How did we achieve this?

The construction of the three devices was achieved using the BioBrick cloning system. Plasmids pSB1C3 containing promoters J23101, J23106 or J23117 were opened using SpeI and PstI enzymes while plasmid pSB1A2 containing I13504 was digested with XbaI and PstI. pSB1C3-J23101, pSB1C3-J23106 and pSB1C3-J23117 were dephosphorylated (cf. Protocols) with antarctic phosphatase in order to prevent their self-ligation. I13504 was finally ligated with each of the open promoter-containing pSB1C3 plasmids using T4 ligase (cf. Protocols). Constructs were run on a 1.2% agarose gel, purified and transformed in DH5alpha high-efficient bacteria to be finally plated on chloramphenicol LB agar plates. Three colonies per plate were cultured overnight as biological replicates in 5mL LB medium with chloramphenicol. Cultures were spun down and pellets resuspended in 1mL PBS. Samples were measured by Accuri c6 Flow-Cytometer (BD) and data were acquired three times in arbitrary units. More information is available in our InterLab Protocol, InterLab Worksheet and in our Protocol section.

What did we get?

We plotted the constructs’ mean of fluorescence for the three measurements of the three biological replicates (Fig.1). We also expressed the ratio between the three promoters (Fig.2) which gives more relevant information about differences in GFP expression. As showed in the figure, we compared our results with the measured strength of those promoters from the Anderson collection (lien vers la page). While the J23101/J23106 ratio is quite similar to the one measured by Anderson himself (only 1.67 fold difference), J23101/J23117 and J23106/J23117 ratios vary from 27 and 16 fold respectively between our results and Anderson’s. A plausible explanation for such discrepancy could be the variation between measurement instruments. We used a Flow-Cytometer that allows finer measurements of week constructs such as J23117, and it is possible that Anderson used a plate reader or another instrument. Also, the different chassis or protocol used to prepare samples could also impact on GFP expression. Those differences are precisely what the InterLab Study intends to shed light on and we are curious to see the results that other iGEM teams will obtain.

We also decided to investigate variations among our own samples or, in other words, to lead an "IntraLab study". For that purpose, we did as much as possible to reproduce the same experimental conditions for the growth of our cultures to avoid unwanted variation due to different sample preparation. We first compared technical replicates from a same colony. Each of the three technical replicates had 100’000 individuals measured. After eliminating the noise from our data, we approximated the fluorescence to be normally distributed across single cell measurements . In order to determine if technical replicates were significantly different, we calculated confidence intervals (CI) for each one of them. Based on the Bonferroni correction (as we are comparing three measurements), we set the confidence level at 99.2% instead of the commonly used 95% level. Despite a large number of samples per measurement, we were surprised to see that about two third of the technical replicates were significantly different. Figure 3 displays a typical example where we can clearly see how the first two measurements are contained in each other’s CI while the third is clearly out. Unless samples were not sufficiently homogeneous, meaning bacteria were agglomerated in population clusters expressing different fluorescence levels and which seems quite unlikely, we can state that despite their great accuracy, measurements had a significant difference between each other. Increasing the statistical robustness could then be achieved by doing more than three technical replicates and consider each median as a part of a normal distribution itself. This will also allow measuring the proper variation due to the flow cytometer and obtaining a more precise mean of fluorescence for each construct.
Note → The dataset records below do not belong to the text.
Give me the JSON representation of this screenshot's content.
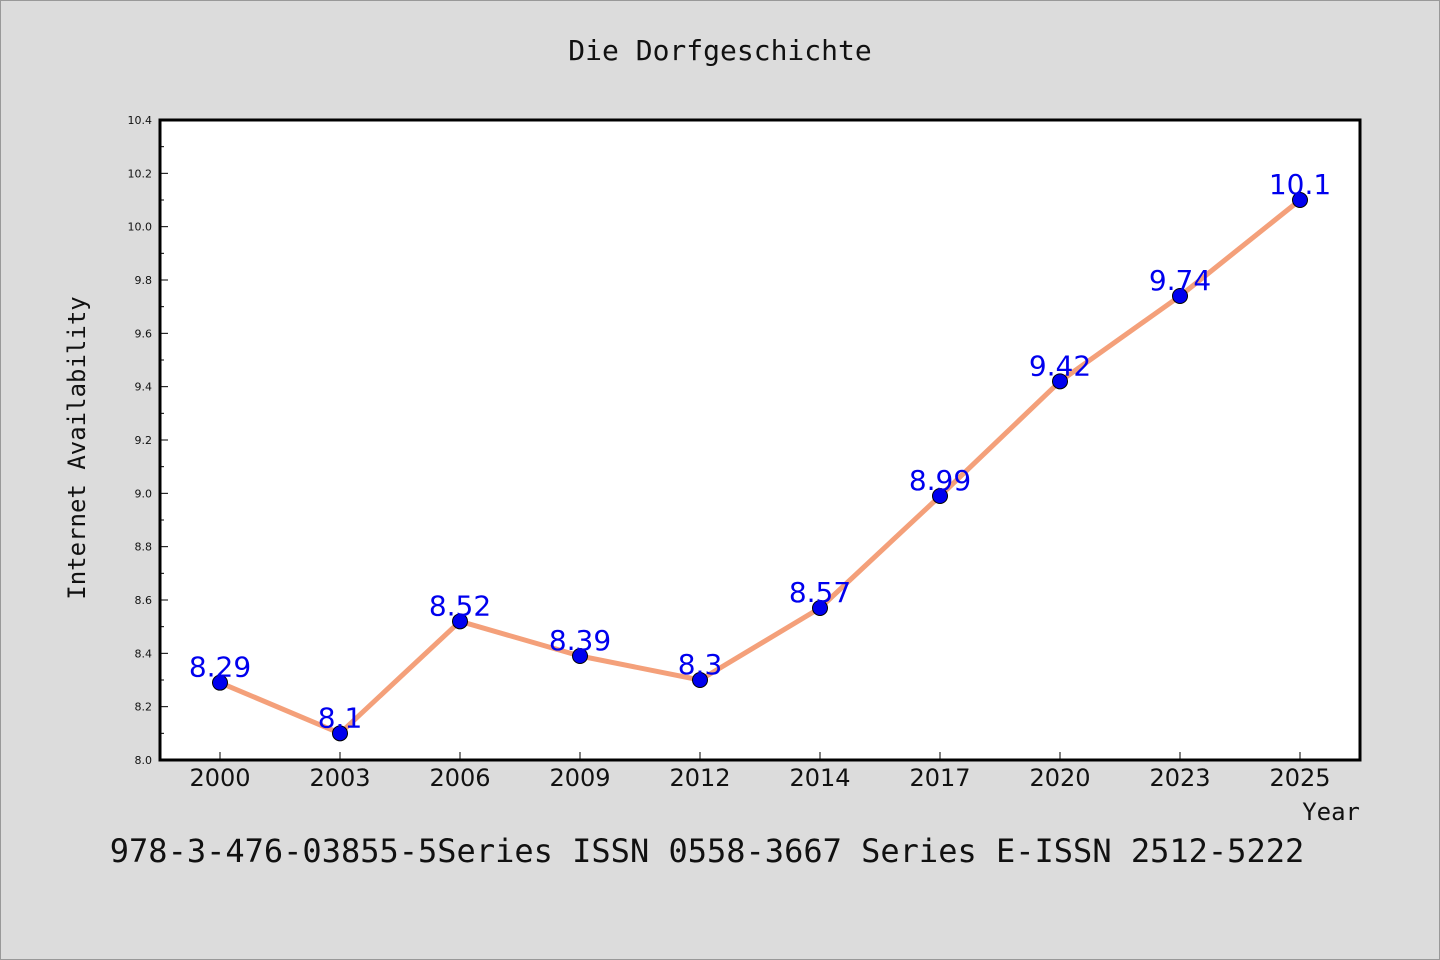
{
  "chart_data": {
    "type": "line",
    "title": "Die Dorfgeschichte",
    "xlabel": "Year",
    "ylabel": "Internet Availability",
    "categories": [
      "2000",
      "2003",
      "2006",
      "2009",
      "2012",
      "2014",
      "2017",
      "2020",
      "2023",
      "2025"
    ],
    "series": [
      {
        "values": [
          8.29,
          8.1,
          8.52,
          8.39,
          8.3,
          8.57,
          8.99,
          9.42,
          9.74,
          10.1
        ],
        "labels": [
          "8.29",
          "8.1",
          "8.52",
          "8.39",
          "8.3",
          "8.57",
          "8.99",
          "9.42",
          "9.74",
          "10.1"
        ],
        "line_color": "#f4a07a",
        "marker_color": "#0000ee"
      }
    ],
    "ylim": [
      8.0,
      10.4
    ],
    "yticks": [
      "8.0",
      "8.2",
      "8.4",
      "8.6",
      "8.8",
      "9.0",
      "9.2",
      "9.4",
      "9.6",
      "9.8",
      "10.0",
      "10.2",
      "10.4"
    ],
    "grid": false,
    "legend": "none"
  },
  "footer": {
    "text": "978-3-476-03855-5Series ISSN 0558-3667 Series E-ISSN 2512-5222"
  }
}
Along with the technical variation, we also compared the different biological replicates. We were surprised by how two colonies with the same plasmids could have very different fluorescence expression. Figure 4 shows how wide the gap is between colonies. Unlike Figure 3, it is not possible to clearly see CI bars on this figure since they are extremely small compared to median differences. This result is nevertheless reassuring in a way since it proves technical difference is less than biological one, which should appear as obvious due to the stochastic basis of a living organism. This huge biological variation can also be used to explain technical variation. 100’000 organisms are maybe not sufficient to have a comprehensive sample of the population. This explanation could be assessed by increasing the number of bacteria sampled per measure, for example by a 10x factor. So if the biological variance is so important, what can we expect from the comparison of fluorescence from two different chassis? That’s what we are eager to learn during the Giant Jamboree!

What did it bring to us?

Finally, these results bring us some insight for our project that aims at making cells possess the circuits of a machine. How could this information be integrated in the design of a system like ours? We can imagine for example applying a selection mechanism to organisms, somehow like it has been done in agriculture and for the cattle in man history. To comply with the rigid structure imposed by logic gates, bacteria must work in the most similar way and of course are expected to be the most efficient ones. This final comment underlines what we wanted to prove at the beginning: measuring is equally important as creating. A powerful system is the product of the strong and bilateral interaction between those two concepts.